The U.S. Army just named the two firms selected to build sophisticated fire-control prototypes the service will test for its Next Generation Squad Weapon (NGSW) effort.
Army weapons officials awarded prototyping agreements worth roughly $8.7 million each to L3 Harris Technology Inc. and Vortex Optics, according to award notices published Wednesday on beta.sam.gov.
The agreements are expected to last up to five years, but both firms are required to deliver fire control prototypes within seven months, according to the notices.
The Army may award follow-on production contracts or agreements to both firms without the use of further competition procedures, the notices state.

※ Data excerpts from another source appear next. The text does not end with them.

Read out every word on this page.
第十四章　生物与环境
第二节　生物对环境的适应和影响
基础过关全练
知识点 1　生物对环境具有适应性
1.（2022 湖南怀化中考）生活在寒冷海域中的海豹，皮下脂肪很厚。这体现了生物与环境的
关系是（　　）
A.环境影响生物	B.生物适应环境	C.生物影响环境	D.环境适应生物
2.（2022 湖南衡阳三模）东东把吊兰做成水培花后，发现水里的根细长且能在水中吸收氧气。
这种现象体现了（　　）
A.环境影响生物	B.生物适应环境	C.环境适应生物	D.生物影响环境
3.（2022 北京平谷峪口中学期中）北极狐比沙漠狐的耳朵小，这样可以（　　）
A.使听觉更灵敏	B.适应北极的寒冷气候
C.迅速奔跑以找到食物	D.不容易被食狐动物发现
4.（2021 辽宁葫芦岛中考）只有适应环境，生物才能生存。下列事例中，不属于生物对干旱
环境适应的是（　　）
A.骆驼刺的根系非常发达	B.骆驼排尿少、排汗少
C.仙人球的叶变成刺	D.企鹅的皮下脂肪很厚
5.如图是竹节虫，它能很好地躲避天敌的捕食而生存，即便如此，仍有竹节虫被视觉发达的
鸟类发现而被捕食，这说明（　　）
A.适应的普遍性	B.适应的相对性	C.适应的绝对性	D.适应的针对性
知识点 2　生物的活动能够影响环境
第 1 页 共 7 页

“The ultimate goal would be for the Army to select one winner,” Pete Rowland, spokesman for Project Manager Soldier Lethality, told Military.com, adding that the service is scheduled to make a production decision in late fiscal 2021.
In a news release Wednesday, L3 Harris announced it will deliver 115 prototypes of its fire-control system.
“The NGSW-FC provides an integrated approach to targeting by combining range-finding capability, ballistic computation and environmental sensors that increase the probability of accurate targeting while decreasing the time to engage a threat,” according to the release.
L3 Harris has teamed up with Leupold & Stevens Inc. for its high-volume, domestic manufacturing capabilities to meet the Army’s requirements, the release states. “L3 Harris is proud to offer the U.S. Army a revolutionary fire control solution that will increase soldier lethality and enhance situational awareness,” said Lynn Bollengier, president of Integrated Vision Solutions at L3 Harris.
The Army is currently testing NGSW prototypes from General Dynamics Ordnance and Tactical Systems Inc., Textron Systems and Sig Sauer Inc. for the final phase of the NGSW effort, which is designed to replace the 5.56mm M4A1 carbine and the M249 squad automatic weapon in close-combat units with automatic rifle and rifle versions chambered for a more powerful 6.8mm round.
Vortex Optics officials said recently that its fire-control prototype combines a 1,000-meter laser range finder, ballistic computer and atmospheric sensors so shooters don’t have to take their eyes away from the optic to consult separate instruments to read range and wind conditions.